Geringere Instandhaltungskosten
Durch die größere Effizienz der Türme lasse sich das Wasser pro Jahr etwa 800 Stunden mehr als vorher ausschließlich über die Kühltürme kühlen. Diese Art der Kühlung sei bei niedrigen Außentemperaturen möglich. Dann könnten die Kältemaschinen abgeschaltet werden, was erhebliche Energiekosten einspare. Weniger Kühltürme mindern zudem die Instandhaltungskosten, zumal die neuen Türme durch Tropfabscheiderjalousien verschlossen seien. Diese würden einen Lichteinfall und damit auch das Algenwachstum vermindern. Bisher mussten wir die Türme zweimal jährlich reinigen und das Wasser behandeln. Künftig reicht eine Reinigung pro Jahr aus, erklärt Kai Randoll.
Kältemaschine mit Turboverdichter
Als Ergänzung zu den neuen Kühltürmen wurde am Jahresanfang zusätzlich zu den bereits vorhandenen Kältemaschinen eine weitere Kompressionskältemaschine mit einer Kälteleistung von 1200 kW installiert. Zum einen verzeichnen wir einen stetig steigenden Bedarf an Kälte und zum anderen brauchen wir die neue Maschine, um Leistungsspitzen abzufangen, erläutert Randoll. Die neue Maschine aus der Baureihe Quantum von Axima Refrigeration laufe daher häufig im Teillastbereich. Auch hier zeige sich ein hoher COP von deutlich über sechs.
Das Herzstück des Verdichters ist ein drehzahlgeregelter Radialturboverdichter. Die Lagerung der Antriebswelle erfolge öl-frei mit Magnetlagertechnologie. Das verhindere den mechanischen Verschleiß an rotierenden Teilen, minimiere das Ausfallrisiko und sorge für einen niedrigen Anlaufstrom. Die Verdichterwelle laufe mit 30000 bis 48000 Umdrehungen pro Minute. Zum Vergleich: Die Drehzahl von älteren Turbo-Kältemaschinen liege in der Regel lediglich zwischen 13000 und 20000 Umdrehungen pro Minute.
Die magnetische Lagerung verbrauche zudem nur 0,18 kW anstatt der bei herkömmlicher Lagerung durch Reibungsverluste üblichen 10 kW. Die Reibungsfreiheit gestatte zudem auch eine ölfreie Lagerung der Verdichterwelle und sie wirke sich auch günstig auf die Lärmemissionen aus. Es entstehen uns im Vergleich zu anderen Maschinen erheblich weniger Instandhaltungskosten, so Randoll. Zudem verbraucht die neue Hochleistungs-Kältemaschine 30% weniger Strom als die bisherigen.
Die Modernisierung rechnet sich
Die Investitionen in die neue Kältetechnik belaufen sich insgesamt auf 750000 Euro.
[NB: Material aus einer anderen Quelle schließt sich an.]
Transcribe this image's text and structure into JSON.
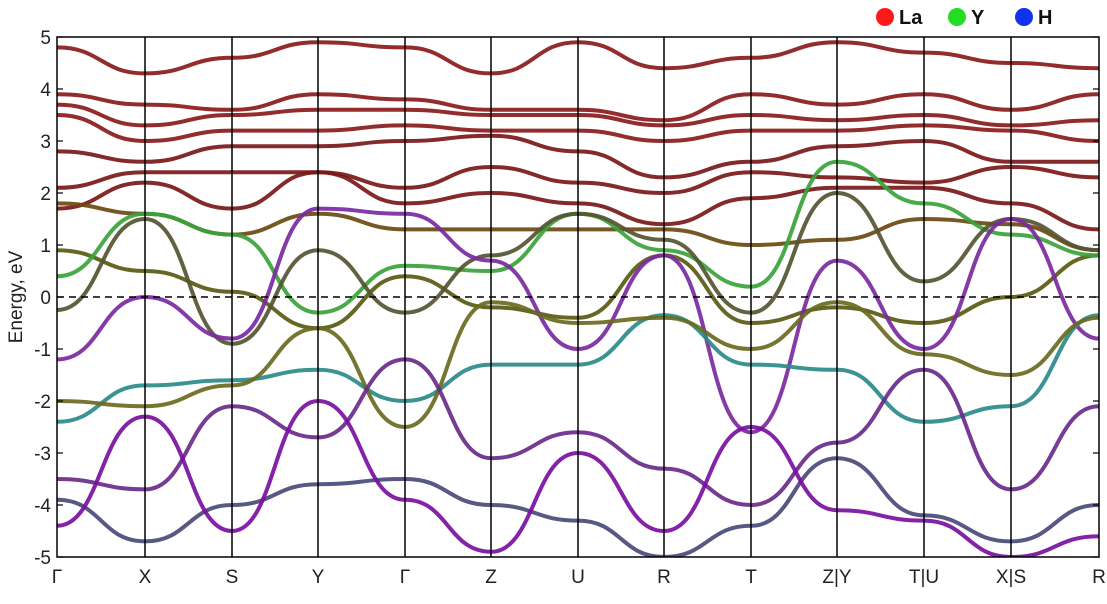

Davon entfallen rund 450000 Euro auf die Kühltürme und rund 300000 Euro auf die Kältemaschine. Das ist gut angelegtes Geld, unterstreicht Randoll. Die zeitgleiche Erneuerung der Kühltürme habe den Vorteil, dass sich die komplexen Strukturen der Kraftwerksanlage entflechten und sich dadurch die Anlagenteile besser einzeln steuern ließen: Wir können die Anlage jetzt in Hybridfahrweise betreiben. Das heißt, je nach Bedarf und Außentemperaturen nutzen wir sowohl die Kühltürme als auch die Kältemaschinen zur Kälteerzeugung. In Übergangszeiten lässt sich durch die flexible Kombination der Anlagen stets eine wirtschaftlich optimale Fahrweise einstellen. Mit der Modernisierung der Kältezentrale werde nicht nur die Leistung und Energieeffizienz gesteigert, sie biete den Kunden im Industriepark Weinheim auch eine höhere Versorgungs- und damit auch Produktionssicherheit.
Service-Bereich eines Konzerns
Der Geschäftsbereich Service gehört zur Unternehmensgruppe Freudenberg, einem Familienunternehmen mit Aktivitäten in den Bereichen Dichtungs- und Schwingungstechnik, Vliesstoffe, Haushaltsprodukte, Chemikalien sowie IT-Dienstleistungen.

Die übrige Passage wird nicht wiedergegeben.